Still, we are doing our best to document our source code as good as possible. It may help a lot when you want to leave our high-level APIs, such as the client APIs and XQJ.
Christian
Hi Christian,
I just did a quick test using your suggestion, and what can I say? It seems to work very well! I guess the internal node representation is indeed what I need. Next month I'll get back to it and probably bother you with questions about that internal stuff. :-)
Thanks a million!
On 25.10.2012 16:09, Rainer Klute wrote:
I just did a quick test using your suggestion, and what can I say? It seems to work very well! I guess the internal node representation is indeed what I need. Next month I'll get back to it and probably bother you with questions about that internal stuff. :-)
Christian,
do you have some info, documentation or sample code on how to access a DBNode if it represents an XML element, an attribute or some other type of XML node?
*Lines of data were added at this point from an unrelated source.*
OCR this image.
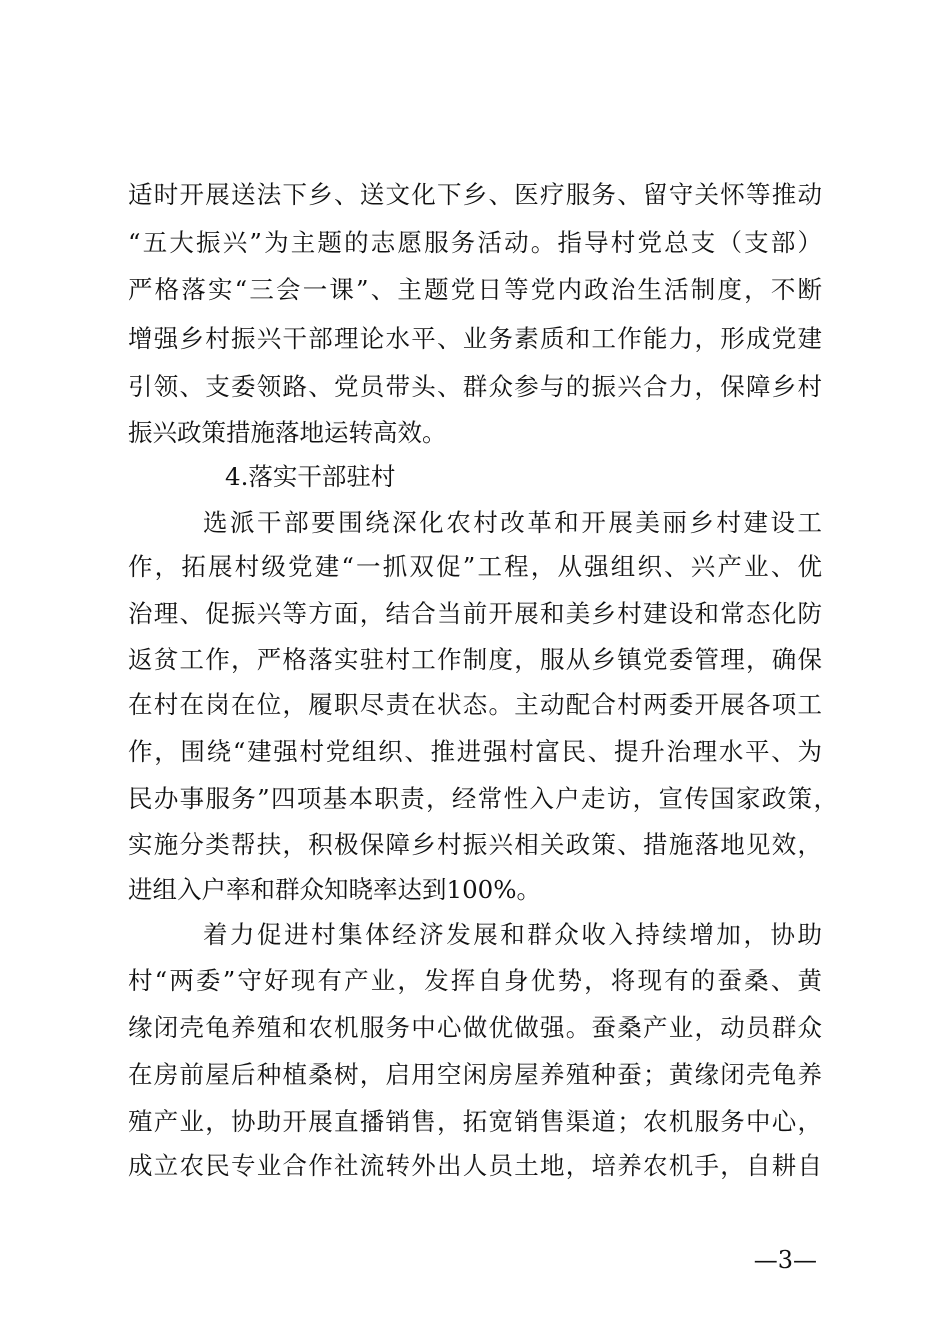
适时开展送法下乡、送文化下乡、医疗服务、留守关怀等推动
“五大振兴”为主题的志愿服务活动。指导村党总支（支部）
严格落实“三会一课”、主题党日等党内政治生活制度，不断
增强乡村振兴干部理论水平、业务素质和工作能力，形成党建
引领、支委领路、党员带头、群众参与的振兴合力，保障乡村
振兴政策措施落地运转高效。
4.落实干部驻村
选派干部要围绕深化农村改革和开展美丽乡村建设工
作，拓展村级党建“一抓双促”工程，从强组织、兴产业、优
治理、促振兴等方面，结合当前开展和美乡村建设和常态化防
返贫工作，严格落实驻村工作制度，服从乡镇党委管理，确保
在村在岗在位，履职尽责在状态。主动配合村两委开展各项工
作，围绕“建强村党组织、推进强村富民、提升治理水平、为
民办事服务”四项基本职责，经常性入户走访，宣传国家政策，
实施分类帮扶，积极保障乡村振兴相关政策、措施落地见效，
进组入户率和群众知晓率达到100%。
着力促进村集体经济发展和群众收入持续增加，协助
村“两委”守好现有产业，发挥自身优势，将现有的蚕桑、黄
缘闭壳龟养殖和农机服务中心做优做强。蚕桑产业，动员群众
在房前屋后种植桑树，启用空闲房屋养殖种蚕；黄缘闭壳龟养
殖产业，协助开展直播销售，拓宽销售渠道；农机服务中心，
成立农民专业合作社流转外出人员土地，培养农机手，自耕自
—3—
Presently I am trying to figure out how to retrieve an attribute's value. Thanks!
Hi Rainer,
I’m sorry there is no public documentation on our low-level API. Did you have a look at the JavaDoc of our source code?
This is e.g. how you may request the value of an attribute:
ANode node = ... byte[] value = node.attribute(new QNm("name")); System.out.println(Token.string(value));
This is how you can iterate through all attributes:
for(final ANode att : node.attributes()) { ... }
Hope this helps, Christian ___________________________
On Mon, Oct 29, 2012 at 5:14 PM, Rainer Klute rainer.klute@itemis.de wrote:
On 25.10.2012 16:09, Rainer Klute wrote:
I just did a quick test using your suggestion, and what can I say? It seems to work very well! I guess the internal node representation is indeed what I need. Next month I'll get back to it and probably bother you with questions about that internal stuff. :-)
Christian,
do you have some info, documentation or sample code on how to access a DBNode if it represents an XML element, an attribute or some other type of XML node? Presently I am trying to figure out how to retrieve an attribute's value. Thanks!